Recent work has led the observation building to near completed renovations, however the clubhouse and beach access are serious concerns for club president Mark Scott.
“Right now, our biggest issue is beach access, the way the valley was filled in left a dangerously steep incline where the boat ramps used to be,” said Mark.
“This is dangerous to lifeguards that can no longer run down the beach with a board because the sand is too steep,” he said.
Looking from inside the observation building’s lower level, it’s not possible for patrolling lifeguards to see the shoreline, but this is just one of the concerns for Mark.
“We can’t drive the boat out of the front door either,” said Mark.
“Our response time is now 6 to 8 minutes to get the boat into the water going out of the bay car park and launching from the bay boat ramp.
“We need the sand dune reshaped,” he said.
At the weekend, a working bee saw the observation building near completed.
“With the help of DAS Constructions and the handy volunteers, the observation building is almost completed with a much-needed renovation,” said Mark.
However, the clubrooms – where members train, meet and eat, and use for functions and a fundraising café – is yet to receive demolition permits.
“We’re not asking to break any rules, but almost six months on – we are asking for the shire to expedite the demolition permits,” said Mark.
“Ideally, we’d have the clubrooms down before summer, it wouldn’t be easy, but right now we still have time.
“We are going to set up temporary site facilities that will supply crucial storage and workspace for our club.”
With the first patrol looming on November 30, the club’s gear inspections also present a unique challenge.

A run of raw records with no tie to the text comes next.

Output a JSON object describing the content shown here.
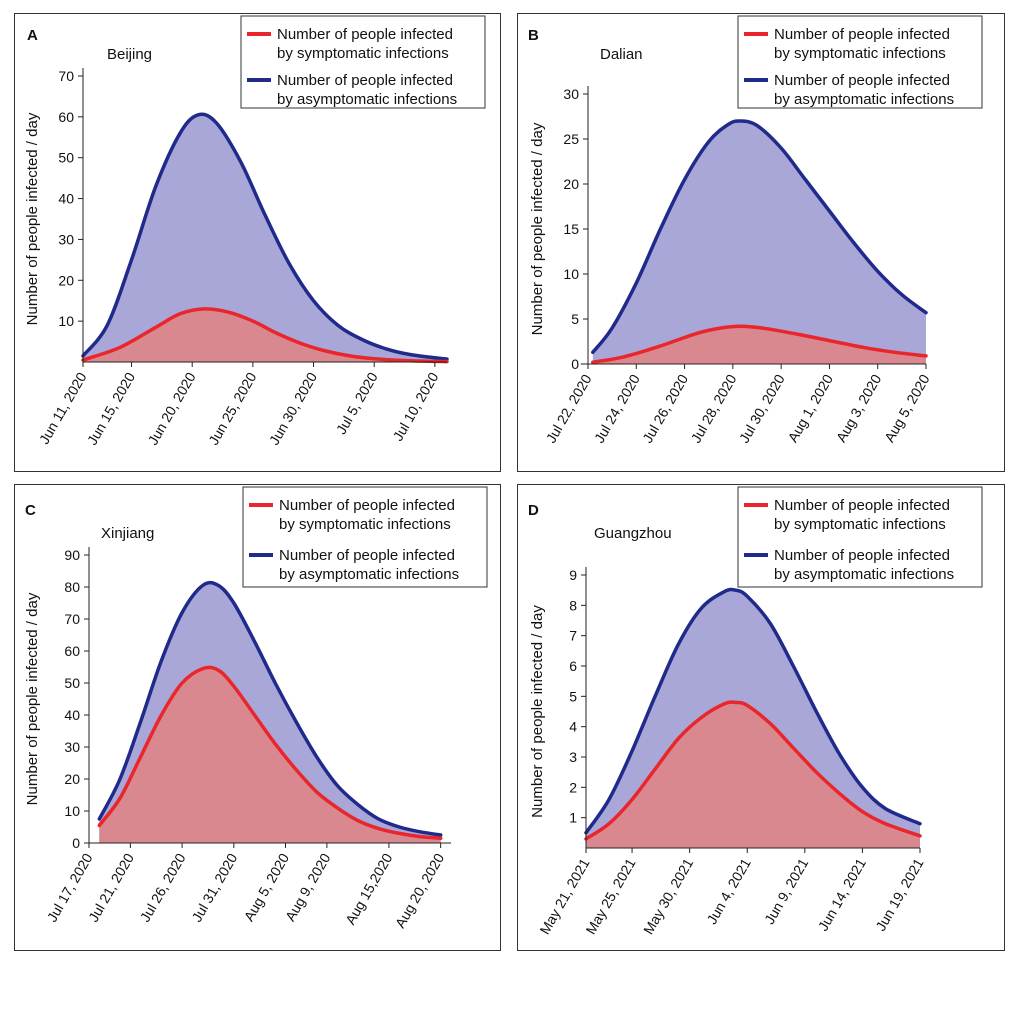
{
  "colors": {
    "symptomatic_line": "#e8262c",
    "asymptomatic_line": "#1f2a8a",
    "symptomatic_fill": "#d9888f",
    "asymptomatic_fill": "#a9a7d8"
  },
  "chart_data": [
    {
      "type": "area",
      "panel_label": "A",
      "title": "Beijing",
      "ylabel": "Number of people infected / day",
      "xlabel": "",
      "ylim": [
        0,
        70
      ],
      "yticks": [
        10,
        20,
        30,
        40,
        50,
        60,
        70
      ],
      "xlim": [
        0,
        30
      ],
      "x_tick_labels": [
        "Jun 11, 2020",
        "Jun 15, 2020",
        "Jun 20, 2020",
        "Jun 25, 2020",
        "Jun 30, 2020",
        "Jul 5, 2020",
        "Jul 10, 2020"
      ],
      "x_tick_positions": [
        0,
        4,
        9,
        14,
        19,
        24,
        29
      ],
      "legend": [
        "Number of people infected by symptomatic infections",
        "Number of people infected by asymptomatic infections"
      ],
      "series": [
        {
          "name": "Number of people infected by symptomatic infections",
          "x": [
            0,
            3,
            6,
            8,
            10,
            12,
            14,
            16,
            18,
            20,
            22,
            24,
            27,
            30
          ],
          "values": [
            0.5,
            3.5,
            8.5,
            11.8,
            13.0,
            12.2,
            10.0,
            7.0,
            4.5,
            2.7,
            1.5,
            0.8,
            0.3,
            0.1
          ]
        },
        {
          "name": "Number of people infected by asymptomatic infections",
          "x": [
            0,
            2,
            4,
            6,
            8,
            9.5,
            11,
            13,
            15,
            17,
            19,
            21,
            23,
            25,
            27,
            30
          ],
          "values": [
            1.5,
            9,
            25,
            43,
            56,
            60.5,
            58.5,
            49,
            36,
            24,
            15,
            9,
            5.5,
            3.2,
            1.8,
            0.7
          ]
        }
      ]
    },
    {
      "type": "area",
      "panel_label": "B",
      "title": "Dalian",
      "ylabel": "Number of people infected / day",
      "xlabel": "",
      "ylim": [
        0,
        30
      ],
      "yticks": [
        0,
        5,
        10,
        15,
        20,
        25,
        30
      ],
      "xlim": [
        0,
        14
      ],
      "x_tick_labels": [
        "Jul 22, 2020",
        "Jul 24, 2020",
        "Jul 26, 2020",
        "Jul 28, 2020",
        "Jul 30, 2020",
        "Aug 1, 2020",
        "Aug 3, 2020",
        "Aug 5, 2020"
      ],
      "x_tick_positions": [
        0,
        2,
        4,
        6,
        8,
        10,
        12,
        14
      ],
      "legend": [
        "Number of people infected by symptomatic infections",
        "Number of people infected by asymptomatic infections"
      ],
      "series": [
        {
          "name": "Number of people infected by symptomatic infections",
          "x": [
            0.2,
            1.5,
            3,
            4.5,
            5.5,
            6.3,
            7.2,
            8.5,
            10,
            11.5,
            13,
            14
          ],
          "values": [
            0.2,
            0.8,
            2.0,
            3.4,
            4.0,
            4.2,
            4.0,
            3.4,
            2.6,
            1.8,
            1.2,
            0.9
          ]
        },
        {
          "name": "Number of people infected by asymptomatic infections",
          "x": [
            0.2,
            1,
            2,
            3,
            4,
            5,
            5.8,
            6.3,
            7,
            8,
            9,
            10,
            11,
            12,
            13,
            14
          ],
          "values": [
            1.3,
            4.0,
            9.0,
            15.0,
            20.5,
            24.7,
            26.6,
            27.0,
            26.5,
            24.0,
            20.5,
            17.0,
            13.5,
            10.3,
            7.7,
            5.7
          ]
        }
      ]
    },
    {
      "type": "area",
      "panel_label": "C",
      "title": "Xinjiang",
      "ylabel": "Number of people infected / day",
      "xlabel": "",
      "ylim": [
        0,
        90
      ],
      "yticks": [
        0,
        10,
        20,
        30,
        40,
        50,
        60,
        70,
        80,
        90
      ],
      "xlim": [
        0,
        35
      ],
      "x_tick_labels": [
        "Jul 17, 2020",
        "Jul 21, 2020",
        "Jul 26, 2020",
        "Jul 31, 2020",
        "Aug 5, 2020",
        "Aug 9, 2020",
        "Aug 15,2020",
        "Aug 20, 2020"
      ],
      "x_tick_positions": [
        0,
        4,
        9,
        14,
        19,
        23,
        29,
        34
      ],
      "legend": [
        "Number of people infected by symptomatic infections",
        "Number of people infected by asymptomatic infections"
      ],
      "series": [
        {
          "name": "Number of people infected by symptomatic infections",
          "x": [
            1,
            3,
            5,
            7,
            9,
            11,
            12.5,
            14,
            16,
            18,
            20,
            22,
            24,
            26,
            28,
            30,
            32,
            34
          ],
          "values": [
            5.5,
            14,
            27,
            40,
            50,
            54.5,
            54,
            49,
            40,
            31,
            23,
            16,
            11,
            7,
            4.5,
            3,
            2,
            1.5
          ]
        },
        {
          "name": "Number of people infected by asymptomatic infections",
          "x": [
            1,
            3,
            5,
            7,
            9,
            11,
            12.5,
            14,
            16,
            18,
            20,
            22,
            24,
            26,
            28,
            30,
            32,
            34
          ],
          "values": [
            7.5,
            20,
            38,
            57,
            72,
            80.5,
            80.5,
            75,
            63,
            50,
            38,
            27,
            18,
            12,
            7.5,
            5,
            3.5,
            2.5
          ]
        }
      ]
    },
    {
      "type": "area",
      "panel_label": "D",
      "title": "Guangzhou",
      "ylabel": "Number of people infected / day",
      "xlabel": "",
      "ylim": [
        0,
        9
      ],
      "yticks": [
        1,
        2,
        3,
        4,
        5,
        6,
        7,
        8,
        9
      ],
      "xlim": [
        0,
        29
      ],
      "x_tick_labels": [
        "May 21, 2021",
        "May 25, 2021",
        "May 30, 2021",
        "Jun 4, 2021",
        "Jun 9, 2021",
        "Jun 14, 2021",
        "Jun 19, 2021"
      ],
      "x_tick_positions": [
        0,
        4,
        9,
        14,
        19,
        24,
        29
      ],
      "legend": [
        "Number of people infected by symptomatic infections",
        "Number of people infected by asymptomatic infections"
      ],
      "series": [
        {
          "name": "Number of people infected by symptomatic infections",
          "x": [
            0,
            2,
            4,
            6,
            8,
            10,
            12,
            13,
            14,
            16,
            18,
            20,
            22,
            24,
            26,
            29
          ],
          "values": [
            0.3,
            0.8,
            1.6,
            2.6,
            3.6,
            4.3,
            4.75,
            4.8,
            4.7,
            4.1,
            3.3,
            2.5,
            1.8,
            1.2,
            0.8,
            0.4
          ]
        },
        {
          "name": "Number of people infected by asymptomatic infections",
          "x": [
            0,
            2,
            4,
            6,
            8,
            10,
            12,
            13,
            14,
            16,
            18,
            20,
            22,
            24,
            26,
            29
          ],
          "values": [
            0.5,
            1.6,
            3.2,
            5.0,
            6.7,
            7.9,
            8.45,
            8.5,
            8.3,
            7.4,
            6.0,
            4.5,
            3.1,
            2.0,
            1.3,
            0.8
          ]
        }
      ]
    }
  ]
}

“Since we can’t use the clubroom for storage, we’ve been storing all of our equipment at members’ houses,” said Mark.
“Ahead of the November 8 equipment inspections, we’re going to have to bring in all of our equipment to have it inspected by Life Saving Victoria,” he said.
The club’s set to receive two shipping containers, at 40ft and 20ft, to store club equipment.

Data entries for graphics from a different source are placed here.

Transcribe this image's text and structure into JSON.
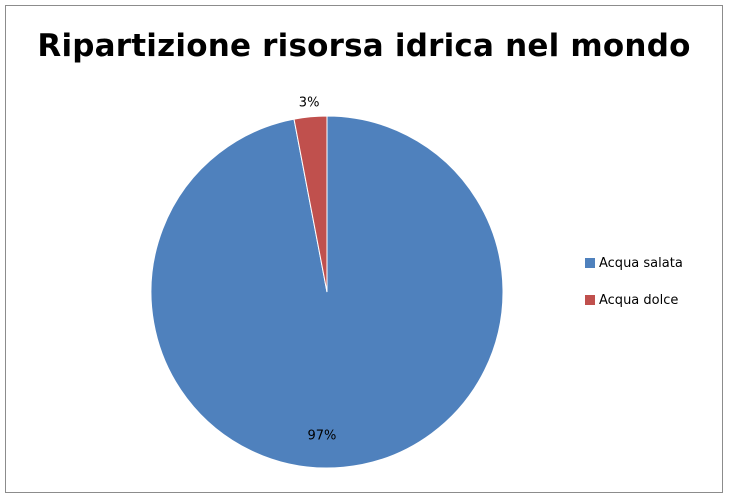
{
  "chart_data": {
    "type": "pie",
    "title": "Ripartizione risorsa idrica nel mondo",
    "categories": [
      "Acqua salata",
      "Acqua dolce"
    ],
    "values": [
      97,
      3
    ],
    "data_labels": [
      "97%",
      "3%"
    ],
    "colors": [
      "#4f81bd",
      "#c0504d"
    ],
    "legend": "right",
    "start_angle": "12 o'clock, counter-clockwise from first slice"
  }
}
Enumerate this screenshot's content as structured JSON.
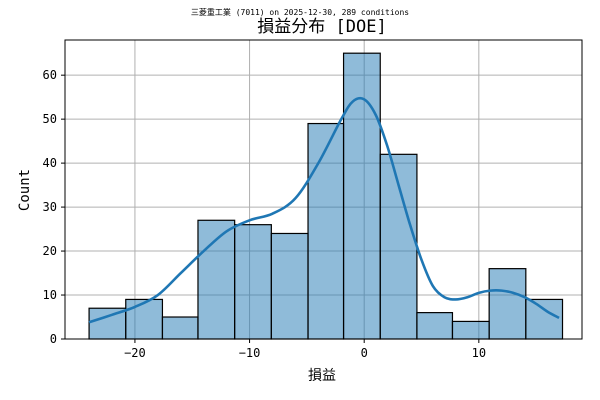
{
  "chart_data": {
    "type": "bar",
    "subtitle": "三菱重工業 (7011) on 2025-12-30, 289 conditions",
    "title": "損益分布 [DOE]",
    "xlabel": "損益",
    "ylabel": "Count",
    "xlim": [
      -26.1,
      19.0
    ],
    "ylim": [
      0,
      68
    ],
    "xticks": [
      -20,
      -10,
      0,
      10
    ],
    "yticks": [
      0,
      10,
      20,
      30,
      40,
      50,
      60
    ],
    "grid": true,
    "bins": [
      {
        "start": -24.0,
        "end": -20.8,
        "count": 7
      },
      {
        "start": -20.8,
        "end": -17.6,
        "count": 9
      },
      {
        "start": -17.6,
        "end": -14.5,
        "count": 5
      },
      {
        "start": -14.5,
        "end": -11.3,
        "count": 27
      },
      {
        "start": -11.3,
        "end": -8.1,
        "count": 26
      },
      {
        "start": -8.1,
        "end": -4.9,
        "count": 24
      },
      {
        "start": -4.9,
        "end": -1.8,
        "count": 49
      },
      {
        "start": -1.8,
        "end": 1.4,
        "count": 65
      },
      {
        "start": 1.4,
        "end": 4.6,
        "count": 42
      },
      {
        "start": 4.6,
        "end": 7.7,
        "count": 6
      },
      {
        "start": 7.7,
        "end": 10.9,
        "count": 4
      },
      {
        "start": 10.9,
        "end": 14.1,
        "count": 16
      },
      {
        "start": 14.1,
        "end": 17.3,
        "count": 9
      }
    ],
    "kde": {
      "x": [
        -24,
        -22,
        -20,
        -18,
        -16,
        -14,
        -12,
        -10,
        -8,
        -6,
        -4,
        -2,
        -1,
        0,
        1,
        2,
        3,
        4,
        5,
        6,
        7,
        8,
        9,
        10,
        11,
        12,
        13,
        14,
        15,
        16,
        17
      ],
      "y": [
        3.8,
        5.5,
        7.3,
        10,
        15,
        20,
        24.5,
        27,
        28.5,
        32,
        40,
        50,
        54,
        54.5,
        51,
        44,
        35,
        26,
        18,
        12,
        9.5,
        9,
        9.5,
        10.5,
        11,
        11,
        10.5,
        9.5,
        8,
        6.2,
        4.8
      ]
    },
    "color": "#1f77b4"
  }
}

He says that unless the clubrooms are demolished, alternative locations for the shipping containers will be needed.
“Right now it’s looking like we’ll have the containers in the middle of the yard, a bit of a shame when you see kids running around enjoying the area.”

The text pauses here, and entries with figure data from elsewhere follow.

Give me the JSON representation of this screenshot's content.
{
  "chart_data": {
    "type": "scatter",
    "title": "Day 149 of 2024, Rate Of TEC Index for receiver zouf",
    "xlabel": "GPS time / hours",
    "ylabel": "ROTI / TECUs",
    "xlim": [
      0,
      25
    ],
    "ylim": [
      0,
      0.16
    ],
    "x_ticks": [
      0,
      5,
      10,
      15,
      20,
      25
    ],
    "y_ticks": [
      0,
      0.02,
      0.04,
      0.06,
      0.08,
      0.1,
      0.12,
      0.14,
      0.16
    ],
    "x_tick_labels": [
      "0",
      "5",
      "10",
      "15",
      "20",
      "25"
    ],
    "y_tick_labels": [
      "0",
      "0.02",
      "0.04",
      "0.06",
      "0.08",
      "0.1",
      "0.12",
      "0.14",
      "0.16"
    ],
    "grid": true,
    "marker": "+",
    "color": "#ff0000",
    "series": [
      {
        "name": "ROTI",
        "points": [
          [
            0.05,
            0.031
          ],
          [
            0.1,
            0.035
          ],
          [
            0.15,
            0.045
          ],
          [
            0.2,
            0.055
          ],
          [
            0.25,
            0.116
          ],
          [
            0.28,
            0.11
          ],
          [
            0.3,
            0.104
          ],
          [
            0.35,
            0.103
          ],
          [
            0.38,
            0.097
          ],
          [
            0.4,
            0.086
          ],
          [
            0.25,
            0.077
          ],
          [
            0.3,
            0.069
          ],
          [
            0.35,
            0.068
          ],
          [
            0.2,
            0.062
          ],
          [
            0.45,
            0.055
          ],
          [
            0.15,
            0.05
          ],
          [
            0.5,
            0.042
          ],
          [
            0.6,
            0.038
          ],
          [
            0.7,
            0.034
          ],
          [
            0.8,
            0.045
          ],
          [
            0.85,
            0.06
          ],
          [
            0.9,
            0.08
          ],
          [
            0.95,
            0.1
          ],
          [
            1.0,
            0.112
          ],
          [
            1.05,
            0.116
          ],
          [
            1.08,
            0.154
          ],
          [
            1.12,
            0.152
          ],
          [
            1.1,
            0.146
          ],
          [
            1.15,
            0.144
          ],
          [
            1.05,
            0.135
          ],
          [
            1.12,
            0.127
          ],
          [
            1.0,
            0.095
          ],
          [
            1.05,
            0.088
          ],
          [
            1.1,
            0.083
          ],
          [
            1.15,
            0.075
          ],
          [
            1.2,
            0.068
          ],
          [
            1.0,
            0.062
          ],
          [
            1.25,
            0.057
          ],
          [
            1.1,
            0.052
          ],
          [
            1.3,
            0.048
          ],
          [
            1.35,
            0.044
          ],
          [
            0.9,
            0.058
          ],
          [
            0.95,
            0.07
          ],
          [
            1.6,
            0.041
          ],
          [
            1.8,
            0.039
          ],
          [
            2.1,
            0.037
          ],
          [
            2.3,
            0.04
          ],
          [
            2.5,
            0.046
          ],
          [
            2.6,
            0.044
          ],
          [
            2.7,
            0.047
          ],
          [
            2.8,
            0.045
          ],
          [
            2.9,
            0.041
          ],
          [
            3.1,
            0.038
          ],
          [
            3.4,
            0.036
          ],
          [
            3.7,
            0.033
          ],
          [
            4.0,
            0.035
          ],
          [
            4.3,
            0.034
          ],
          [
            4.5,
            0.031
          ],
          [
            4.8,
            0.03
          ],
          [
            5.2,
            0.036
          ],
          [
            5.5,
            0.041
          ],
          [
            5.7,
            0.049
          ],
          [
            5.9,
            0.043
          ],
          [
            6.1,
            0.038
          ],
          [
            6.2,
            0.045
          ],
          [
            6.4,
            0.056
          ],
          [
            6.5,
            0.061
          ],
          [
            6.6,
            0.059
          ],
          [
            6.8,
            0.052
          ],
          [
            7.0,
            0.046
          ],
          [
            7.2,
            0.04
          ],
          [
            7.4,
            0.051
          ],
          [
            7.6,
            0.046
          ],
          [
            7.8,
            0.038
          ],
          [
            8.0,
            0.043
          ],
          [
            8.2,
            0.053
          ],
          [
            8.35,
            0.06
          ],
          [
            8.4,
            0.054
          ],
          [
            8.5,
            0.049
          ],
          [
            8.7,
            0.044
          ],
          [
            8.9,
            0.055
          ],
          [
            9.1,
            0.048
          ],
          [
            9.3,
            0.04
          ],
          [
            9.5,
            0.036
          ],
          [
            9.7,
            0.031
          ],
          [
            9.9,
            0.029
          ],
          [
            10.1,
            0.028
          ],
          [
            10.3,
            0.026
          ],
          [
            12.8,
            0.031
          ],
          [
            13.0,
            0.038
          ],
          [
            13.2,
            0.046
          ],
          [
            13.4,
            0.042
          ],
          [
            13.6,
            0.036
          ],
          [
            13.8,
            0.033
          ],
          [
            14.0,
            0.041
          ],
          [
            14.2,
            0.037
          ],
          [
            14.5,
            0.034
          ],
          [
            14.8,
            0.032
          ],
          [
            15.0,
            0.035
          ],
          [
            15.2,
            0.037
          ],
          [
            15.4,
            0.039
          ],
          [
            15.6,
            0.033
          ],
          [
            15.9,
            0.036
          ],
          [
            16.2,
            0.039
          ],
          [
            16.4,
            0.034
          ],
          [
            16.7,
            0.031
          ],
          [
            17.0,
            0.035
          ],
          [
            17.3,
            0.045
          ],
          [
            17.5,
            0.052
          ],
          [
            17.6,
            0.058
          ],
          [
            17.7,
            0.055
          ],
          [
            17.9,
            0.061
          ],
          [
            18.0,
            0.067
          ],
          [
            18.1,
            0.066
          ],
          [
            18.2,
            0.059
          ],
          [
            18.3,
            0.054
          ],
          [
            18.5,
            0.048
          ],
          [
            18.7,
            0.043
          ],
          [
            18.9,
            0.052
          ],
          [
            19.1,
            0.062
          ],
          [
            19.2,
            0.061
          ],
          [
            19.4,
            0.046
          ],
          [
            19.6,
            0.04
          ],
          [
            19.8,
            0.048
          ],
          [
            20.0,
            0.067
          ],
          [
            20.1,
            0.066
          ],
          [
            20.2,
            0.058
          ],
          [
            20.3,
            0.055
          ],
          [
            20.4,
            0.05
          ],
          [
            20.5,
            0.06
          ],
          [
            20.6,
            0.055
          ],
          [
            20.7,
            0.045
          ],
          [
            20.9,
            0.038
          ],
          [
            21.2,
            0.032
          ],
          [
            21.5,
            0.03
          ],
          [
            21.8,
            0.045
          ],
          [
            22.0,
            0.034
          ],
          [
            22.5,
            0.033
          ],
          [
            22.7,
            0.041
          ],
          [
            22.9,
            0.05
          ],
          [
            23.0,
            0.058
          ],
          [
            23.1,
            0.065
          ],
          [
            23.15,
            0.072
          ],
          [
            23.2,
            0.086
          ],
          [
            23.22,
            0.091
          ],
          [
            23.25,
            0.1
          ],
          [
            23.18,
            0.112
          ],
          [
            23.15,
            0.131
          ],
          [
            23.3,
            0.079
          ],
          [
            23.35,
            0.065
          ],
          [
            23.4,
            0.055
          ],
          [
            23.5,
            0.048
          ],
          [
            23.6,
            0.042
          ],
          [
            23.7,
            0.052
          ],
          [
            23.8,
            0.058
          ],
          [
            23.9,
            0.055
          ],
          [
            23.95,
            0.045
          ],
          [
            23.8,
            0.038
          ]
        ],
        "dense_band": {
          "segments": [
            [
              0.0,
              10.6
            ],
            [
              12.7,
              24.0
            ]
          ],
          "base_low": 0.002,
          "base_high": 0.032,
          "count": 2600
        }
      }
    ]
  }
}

Mark thanks Emergency Service Infrastructure Authority (ESIA) and their project coordinator Michael Cross for his ongoing support
“It took coastal engineers, geotechnical engineers, structural engineers, a bushfire management expert, coastal consent from DELWP (Department of Environment, Land, Water and Planning), land owners and cultural heritage approval to get the observation building on track,” he said.
“Big thanks to ESIA, they’ve helped us get this far.
“We will have patrols on the beach,” says Mark.